É claro que com tantas centenas de milhares de funcionários, há realmente alguns que não são um bom exemplo do espírito de serviço público que deveriam ter, mas são apenas alguns, porque a maioria não corresponde à imagem que se tentou criar. Tentou-se, e conseguiu-se, que a parte fosse tomada pelo todo, e assim denegrir a função pública no geral.
Essa campanha não serviu apenas para privatizar a torto e a direito, criar PPP's na saúde, na educação, nos transportes, nas rodovias, transformar em negócio privado o que devia ser serviço público, afinal conduzir um assalto desenfreado aos cofres do Estado. De forma discreta, mas eficaz, serviu também para impor o tal modelo de avaliação de desempenho que supostamente iria melhorar o sistema, mas que afinal serviu sobretudo para dividir os trabalhadores (agora chamam-lhes "colaboradores") e melhor os conseguir controlar.

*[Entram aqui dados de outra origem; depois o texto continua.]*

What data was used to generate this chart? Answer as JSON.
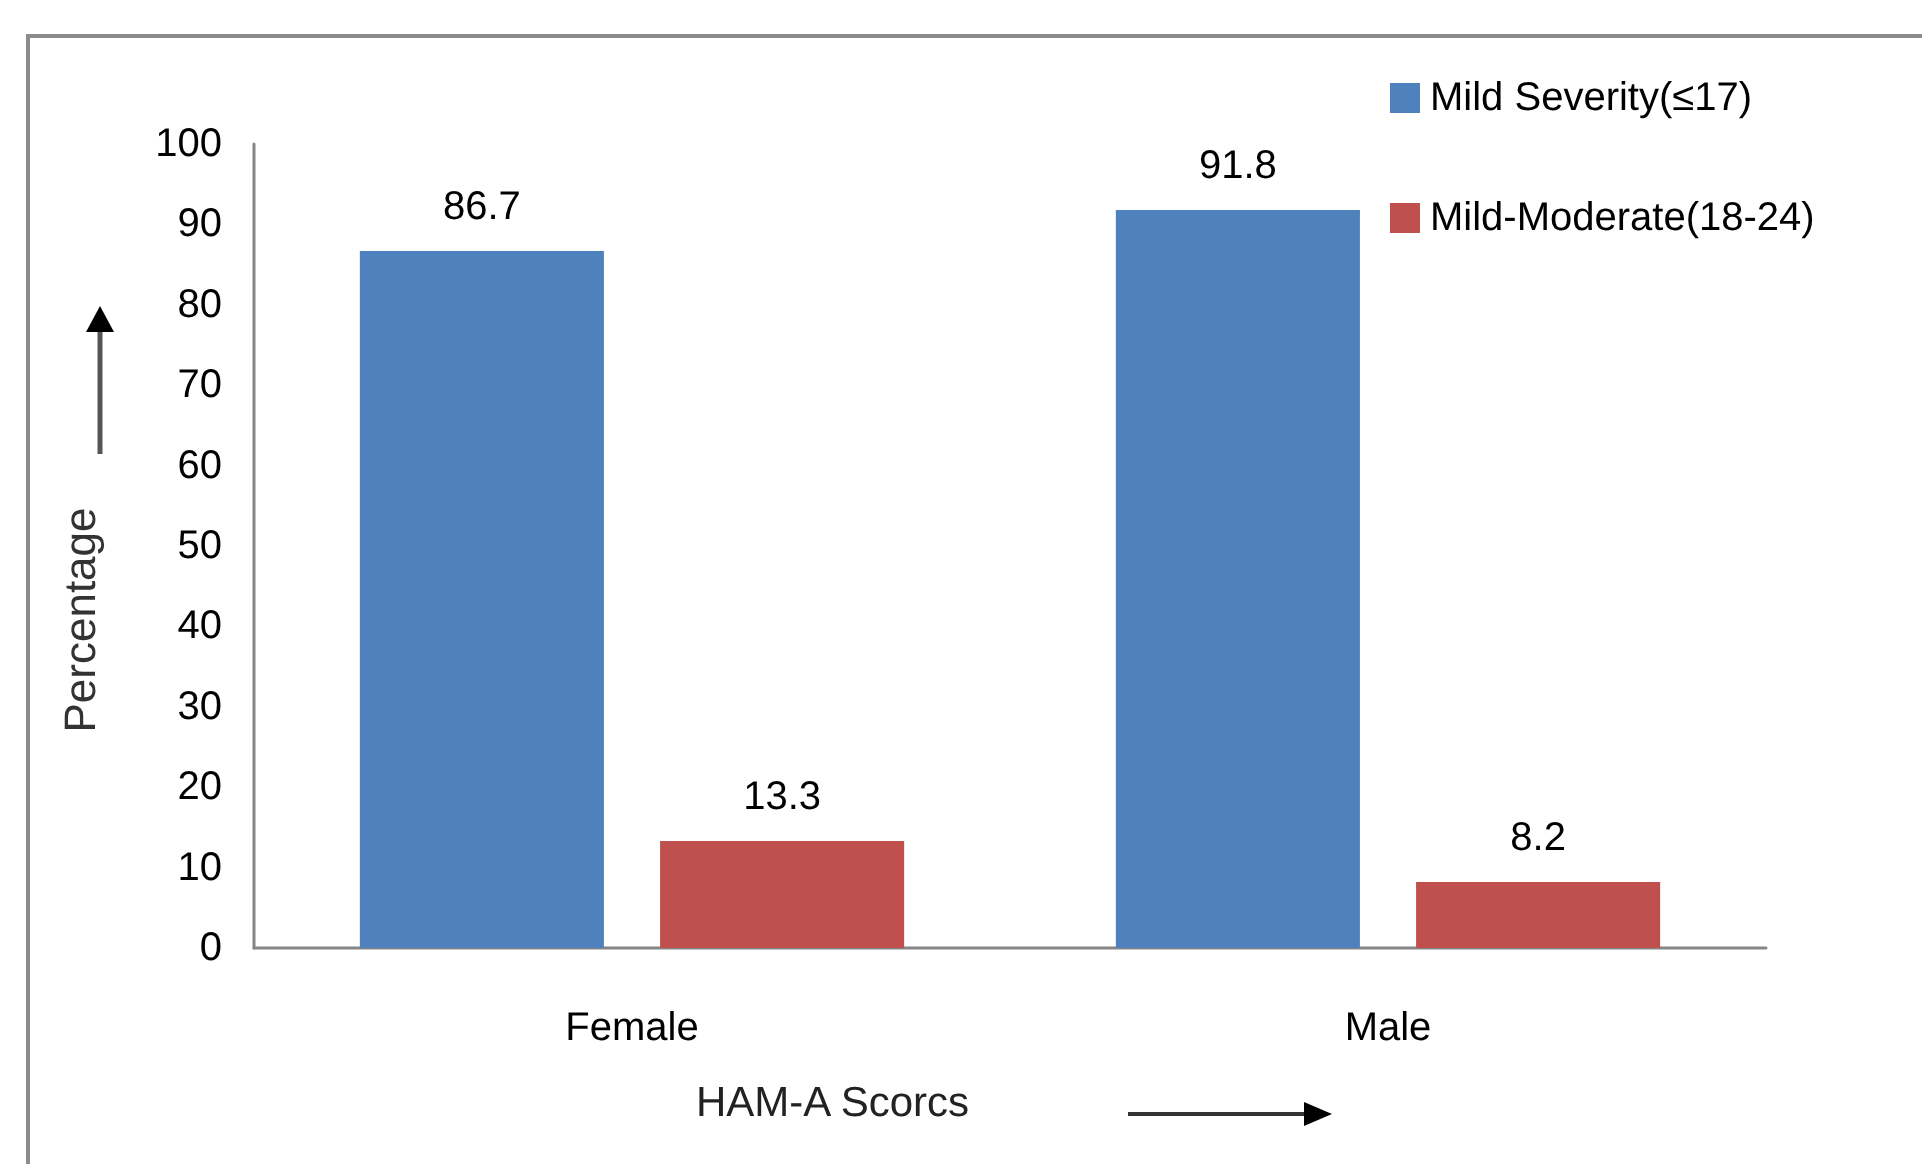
{
  "chart_data": {
    "type": "bar",
    "xlabel": "HAM-A Scorcs",
    "ylabel": "Percentage",
    "categories": [
      "Female",
      "Male"
    ],
    "series": [
      {
        "name": "Mild Severity(≤17)",
        "color": "#4f81bd",
        "values": [
          86.7,
          91.8
        ]
      },
      {
        "name": "Mild-Moderate(18-24)",
        "color": "#c0504d",
        "values": [
          13.3,
          8.2
        ]
      }
    ],
    "ylim": [
      0,
      100
    ],
    "yticks": [
      0,
      10,
      20,
      30,
      40,
      50,
      60,
      70,
      80,
      90,
      100
    ],
    "grid": false,
    "legend": "top right",
    "data_labels": true
  }
}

Essa função de "dividir para reinar" foi, sobretudo, conseguida pela introdução de "quotas" no regime de progressão das carreiras dos profissionais, o que evidentemente teria que conduzir à competição entre eles na busca de uma das poucas vagas existentes para progredir nas carreiras. A coisa na época foi aceite, precisamente porque quem se mostrasse contra o regime de avaliação imposto (na época dizia-se que era estar contra a avaliação em si) passava por ser um dos tais "preguiçosos" que tinha medo de ser avaliado e ninguém queria ser visto dessa forma por colegas e pela comunidade.
O modelo de avaliação imposto tem-se mostrado desastroso, desde logo porque para conseguir superar os "objetivos" estabelecidos, por vezes eles próprios absurdos, se cometem erros de palmatória. Os exemplos mais esclarecedores vieram do setor bancário em que os funcionários concederam empréstimos (para cumprir os objetivos estabelecidos) a quem nunca conseguiria pagar, e com isso deram início a uma crise da economia mundial (foi o caso da crise do "subprime", mas não só). E ao contrário daquilo que seria desejável, os dirigentes não aprenderam a lição e não repensaram o sistema de avaliação, talvez pela vantagem que têm visto no controlo dos "colaboradores".
Mas um sistema que cria competição entre os trabalhadores cria também antagonismos, invejas e dificulta a cooperação: convém que as coisas não corram muito bem aos colegas, porque isso pode significar o fechar de porta à sua própria progressão. Assim, a competição conduz com maior frequência à baixa de produtividade, pela perda de cooperação entre os "colaboradores" e mau ambiente que se cria entre eles, que ao desejado aumento da produtividade.
Em consequência desta realidade muitos são os que passaram a trabalhar para cumprir os objetivos estabelecidos e, portanto, ter uma boa avaliação, mas estão menos interessados em resolver os problemas reais que têm pela frente. E assim chegamos muitas vezes ao paradoxo de os que genuinamente estão empenhados no serviço público serem ultrapassados na avaliação pelos que apenas se especializaram em trabalhar para a avaliação…
E como acho que esta realidade é tão clara e evidente, custa a perceber como alguns ainda não a viram. Será que quem decide nunca mais aprende que a cooperação é mais produtiva que a competição?
É falta de inteligência ou má-fé. Imaginem só a classificação que teriam se fosse eu a avaliá-los!